Все такой же красный, смущенно улыбаясь, Тимме, шаркая ногами, идет к выходу. Когда дверь за ним закрывается, Говорящая Машина подходит к журналу и что-то пишет.
— Я поставила ему «два»! За то… за то… в общем, за безобразное сочувствие к тем… к тем, кто… — не скрывая своей ненависти, она в упор смотрит на Чернетича, — к тем, кто без всякого права живет в нашей стране, пользуется бесплатным обучением! И это в такие годы! В годы, когда многие сражаются и гибнут, а не сидят, — голос ее срывается на визг, — не сидят,
Не глядя на нее, Чернетич выходит из-за парты, и я замечаю у него в руке что-то белое. Движение — и сложенная в несколько раз газета попадает ко мне в руки. Он выходит из класса.
— Теперь, когда те, кто не хочет учиться, не будут мешать нам, снова пишите…
Следя за каждым ее движением, я раскрываю газету и сразу вижу отчеркнутое чернилами сообщение:
«Зверства оккупантов в Югославии. Лондон. 31 декабря (ТАСС). По сведениям из югославских кругов Лондона оккупационные власти Югославии истребили население целых деревень по подозрению в поддержке партизан. В деревнях Крива Река и Майковац было убито более 1000 мужчин, женщин и детей. Оккупанты сожгли 70 домов, несколько десятков человек было заперто в церкви, которая затем была подожжена. Крестьянин Родован Трифонович и его семья были задушены, крестьяне Янко Цветкович, Маладин Реллк сожжены живьем…»

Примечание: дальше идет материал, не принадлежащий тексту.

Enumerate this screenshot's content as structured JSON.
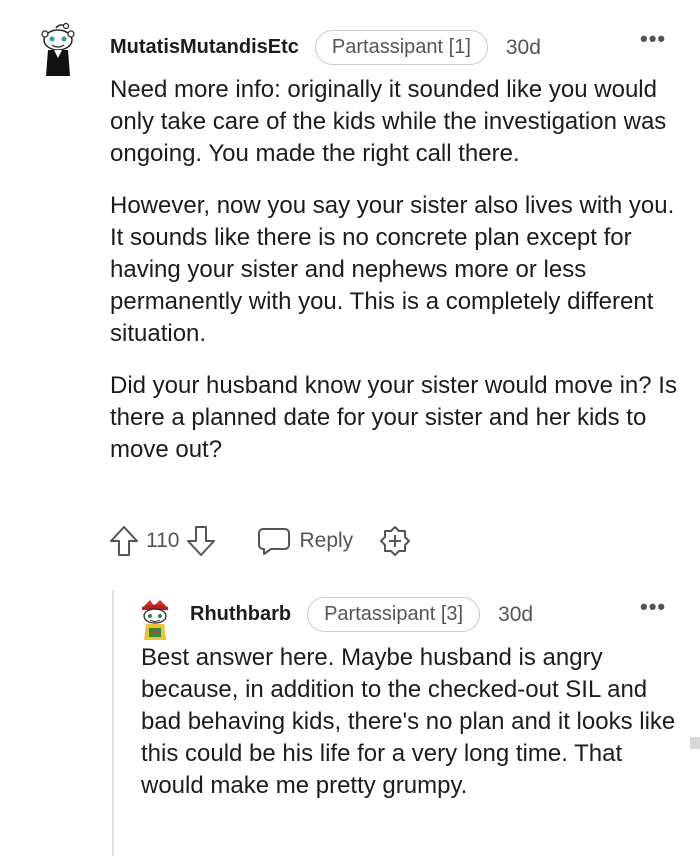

Когда звенит звонок, Чернетич, не глядя ни на кого, возвращается в класс, подходит ко мне и берет у меня газету. Ребята молча и с каким-то особым вниманием смотрят на его бледное красивое лицо.
— Спасибо, — кивает он и кладет газету в портфель.
На перемене Тимме делает мне какие-то таинственные знаки. Я иду с ним на первый этаж, но он увлекает меня еще дальше — под лестницу к фанерному стенду. Приблизив лицо и широко открыв добрые белесые глаза, Тимме шепчет:
— Я — владелец страшной и ужасной тайны! Я не знаю, как мне быть… Мой долг, я знаю, состоит в том, чтобы все рассказать директору… Но он, как мы знаем, излишне горяч… и кроме того, ему не до нас теперь… И я раньше решил сказать тебе… — Звонок прерывает его монолог. — Сейчас литература. Онжерече. Прогуляем? — Я киваю. — Так вот. Помнишь тот вечер, когда мы просили хлеб у моста?
— Конечно.
— Так вот. Много раз твой… извини, наш Славик просил меня пойти в ту дыру, куда спрятались дети, облаченные в крестьянскую одежду. И я дал согласие. Думал удержать его от плохого… Но оно произошло… И при моем участии. Я — сообщник! Стыд мучает меня…
— Тимочка, дорогой, расскажи короче!
— Извини. Эти дети живут в люке. Они прятали свой собранный хлеб там. И Славик взял его и унес. Там было килограмма два сухих корочек. Они были запрятаны в сундук, на крышке которого изнутри так трогательно наклеен портрет товарища Сталина! И я…
— Все! Хватит! Пошли!
— Он предложил мне сухарь, но мое горло все равно не смогло бы проглотить этот, так низко украденный, хлеб! И я отказался и сказал: «Отнеси обратно, или я все расскажу в школе!» Но он засмеялся: «Тебе все равно никто не поверит! Во-первых, ты — немец! Во-вторых — соучастник!
И не забывай, что ты и твоя семья просто чудом не высланы из Москвы». И я… и я вспомнил о маме… и о бабушке…
«Вот тебе и немец! — думаю я. — Немец… немец… Что со мной?» Все спуталось, закружилось в моей голове. Страшная волна ненависти растет во мне. И я знаю, что надо делать, делать быстро!